The reappointment of Nirmala Sitharaman as Finance Minister is a strong indication of Prime Minister Narendra Modi’s commitment to maintaining the current course of the government’s economic strategy.

Sitharaman’s return follows a good track record in which the Indian economy grew by a strong 8.2 percent in 2023–2024—the highest growth rate among the world’s major economies—and saw inflation drop to less than 5 percent.

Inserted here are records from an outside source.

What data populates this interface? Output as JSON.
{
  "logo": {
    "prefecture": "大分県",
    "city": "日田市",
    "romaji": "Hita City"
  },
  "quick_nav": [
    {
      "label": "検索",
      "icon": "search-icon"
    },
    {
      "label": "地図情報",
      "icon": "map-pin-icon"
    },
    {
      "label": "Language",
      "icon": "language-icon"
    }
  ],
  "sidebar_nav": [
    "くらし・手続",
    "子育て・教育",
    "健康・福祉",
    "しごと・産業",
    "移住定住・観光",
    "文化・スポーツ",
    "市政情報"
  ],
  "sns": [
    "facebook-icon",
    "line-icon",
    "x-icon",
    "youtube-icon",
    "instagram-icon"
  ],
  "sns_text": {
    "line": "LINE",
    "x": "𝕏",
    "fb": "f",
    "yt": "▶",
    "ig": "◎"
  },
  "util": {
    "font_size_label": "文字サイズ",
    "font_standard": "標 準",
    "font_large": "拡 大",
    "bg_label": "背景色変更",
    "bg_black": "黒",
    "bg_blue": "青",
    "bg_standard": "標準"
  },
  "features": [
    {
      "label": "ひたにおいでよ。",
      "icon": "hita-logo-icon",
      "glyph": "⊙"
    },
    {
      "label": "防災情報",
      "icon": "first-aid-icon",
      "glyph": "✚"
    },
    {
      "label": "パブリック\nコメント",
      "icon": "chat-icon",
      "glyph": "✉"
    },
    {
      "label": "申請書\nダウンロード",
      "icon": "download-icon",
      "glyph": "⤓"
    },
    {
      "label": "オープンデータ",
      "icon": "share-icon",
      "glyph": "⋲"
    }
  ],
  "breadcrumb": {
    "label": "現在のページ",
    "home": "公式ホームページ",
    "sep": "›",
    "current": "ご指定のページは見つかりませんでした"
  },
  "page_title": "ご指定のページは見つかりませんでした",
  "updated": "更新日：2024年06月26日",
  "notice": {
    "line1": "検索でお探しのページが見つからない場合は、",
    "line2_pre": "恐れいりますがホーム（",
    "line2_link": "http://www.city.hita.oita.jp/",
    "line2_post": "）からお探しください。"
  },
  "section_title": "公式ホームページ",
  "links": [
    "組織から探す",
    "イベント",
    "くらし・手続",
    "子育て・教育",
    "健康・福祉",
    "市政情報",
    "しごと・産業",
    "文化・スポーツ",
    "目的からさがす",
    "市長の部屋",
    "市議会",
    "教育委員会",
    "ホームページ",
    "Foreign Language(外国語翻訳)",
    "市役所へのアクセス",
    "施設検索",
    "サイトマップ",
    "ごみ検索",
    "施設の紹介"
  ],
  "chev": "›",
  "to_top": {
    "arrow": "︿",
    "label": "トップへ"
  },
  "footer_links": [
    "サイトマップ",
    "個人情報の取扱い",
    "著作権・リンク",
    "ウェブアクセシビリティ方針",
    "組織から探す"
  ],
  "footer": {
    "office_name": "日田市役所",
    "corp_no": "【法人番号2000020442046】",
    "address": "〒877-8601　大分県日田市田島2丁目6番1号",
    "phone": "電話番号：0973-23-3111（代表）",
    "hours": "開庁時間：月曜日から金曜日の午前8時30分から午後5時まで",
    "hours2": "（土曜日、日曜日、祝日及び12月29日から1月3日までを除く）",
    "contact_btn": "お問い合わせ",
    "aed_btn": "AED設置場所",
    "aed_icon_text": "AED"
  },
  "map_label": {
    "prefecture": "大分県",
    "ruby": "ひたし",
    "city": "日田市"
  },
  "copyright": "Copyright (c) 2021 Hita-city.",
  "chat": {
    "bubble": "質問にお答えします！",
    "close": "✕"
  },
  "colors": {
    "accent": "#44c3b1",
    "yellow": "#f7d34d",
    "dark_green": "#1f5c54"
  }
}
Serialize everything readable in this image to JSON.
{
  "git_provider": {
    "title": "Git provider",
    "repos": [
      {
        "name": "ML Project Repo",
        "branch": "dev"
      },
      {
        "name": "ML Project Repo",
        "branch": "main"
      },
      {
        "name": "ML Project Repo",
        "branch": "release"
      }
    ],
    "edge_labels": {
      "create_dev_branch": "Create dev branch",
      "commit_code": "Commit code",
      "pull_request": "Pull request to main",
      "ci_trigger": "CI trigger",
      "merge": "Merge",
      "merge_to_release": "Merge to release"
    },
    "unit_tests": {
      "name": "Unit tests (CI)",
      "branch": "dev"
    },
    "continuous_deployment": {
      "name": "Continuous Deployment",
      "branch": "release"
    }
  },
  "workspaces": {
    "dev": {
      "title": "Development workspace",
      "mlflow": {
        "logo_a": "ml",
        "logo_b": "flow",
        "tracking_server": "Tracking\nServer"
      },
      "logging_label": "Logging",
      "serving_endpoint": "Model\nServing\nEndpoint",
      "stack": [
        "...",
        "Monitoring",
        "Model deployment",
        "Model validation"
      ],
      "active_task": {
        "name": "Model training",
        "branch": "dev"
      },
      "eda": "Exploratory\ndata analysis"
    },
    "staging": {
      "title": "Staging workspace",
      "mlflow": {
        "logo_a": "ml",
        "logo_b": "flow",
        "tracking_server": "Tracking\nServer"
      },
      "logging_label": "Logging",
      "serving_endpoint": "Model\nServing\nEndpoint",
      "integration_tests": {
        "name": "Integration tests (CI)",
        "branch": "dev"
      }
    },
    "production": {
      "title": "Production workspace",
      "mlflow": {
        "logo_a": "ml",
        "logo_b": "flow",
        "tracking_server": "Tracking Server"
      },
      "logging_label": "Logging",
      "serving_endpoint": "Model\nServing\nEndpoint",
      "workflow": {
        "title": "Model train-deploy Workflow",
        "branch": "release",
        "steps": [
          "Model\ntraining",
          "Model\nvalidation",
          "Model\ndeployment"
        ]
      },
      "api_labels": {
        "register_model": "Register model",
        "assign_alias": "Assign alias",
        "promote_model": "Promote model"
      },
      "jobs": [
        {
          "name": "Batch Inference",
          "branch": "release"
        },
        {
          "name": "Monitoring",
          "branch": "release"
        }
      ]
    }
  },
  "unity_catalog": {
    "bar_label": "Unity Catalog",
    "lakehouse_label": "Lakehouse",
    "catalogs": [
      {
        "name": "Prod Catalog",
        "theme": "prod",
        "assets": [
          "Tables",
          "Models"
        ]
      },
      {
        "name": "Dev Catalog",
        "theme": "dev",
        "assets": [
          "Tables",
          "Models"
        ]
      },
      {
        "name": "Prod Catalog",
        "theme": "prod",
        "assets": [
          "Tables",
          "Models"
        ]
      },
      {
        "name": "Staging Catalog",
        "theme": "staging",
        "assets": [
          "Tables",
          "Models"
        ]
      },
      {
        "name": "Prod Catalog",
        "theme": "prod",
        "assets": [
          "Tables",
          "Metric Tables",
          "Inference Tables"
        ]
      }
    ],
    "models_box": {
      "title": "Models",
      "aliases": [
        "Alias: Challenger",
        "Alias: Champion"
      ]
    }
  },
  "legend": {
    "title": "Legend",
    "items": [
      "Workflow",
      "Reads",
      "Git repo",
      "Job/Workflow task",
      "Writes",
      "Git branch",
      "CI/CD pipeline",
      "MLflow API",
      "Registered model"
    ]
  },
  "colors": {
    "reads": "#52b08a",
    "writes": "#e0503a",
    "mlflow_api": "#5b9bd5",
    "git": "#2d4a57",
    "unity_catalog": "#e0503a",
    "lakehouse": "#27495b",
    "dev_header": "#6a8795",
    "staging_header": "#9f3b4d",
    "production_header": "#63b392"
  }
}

The budget deficit was also decreased during her leadership as Finance Minister, going from almost 9% of GDP in 2020–21 to the desired 5.1% for 2024–25. The economy’s macroeconomic foundations have been reinforced as a result. S&P Global Rating upgraded India’s sovereign rating outlook from “stable” to “positive,” highlighting the nation’s robust economic development and strengthening its financial situation.

Sitharaman now faces the task of presenting a full budget that ensures the economy continues on its high growth trajectory and creates more jobs while also taking the aspirations of the Modi 3.0 coalition partners into consideration. This is after he presented an interim budget ahead of the Lok Sabha polls.

There are concerns that the budgetary demands of the coalition partners might cause money to be diverted from social welfare programs and increased state funding to infrastructure projects that promote development.

Nonetheless, the Finance Minister has a lot of leeway to go on with measures meant to accelerate development because of the low budget deficit, the substantial Rs 2.11 lakh crore dividend from the RBI, and the buoyancy in taxes.

The government intended to rationalize the Goods and Services Tax (GST) by decreasing the number of tax slabs from four to three as part of the next generation of economic reforms. This move was intended to facilitate revenue collection and compliance. This may now need to be postponed, however, since adjusting the GST rates on semi-essential goods—which are now subject to 12% or 18% tax—may result in an increased tax burden on essential goods, which are subject to a lower 5% tax.

It may also be necessary to postpone some of the most important economic changes, such as facilitating the hiring and firing of workers by companies, in order to guarantee greater productivity levels that would ultimately spur development and create more employment.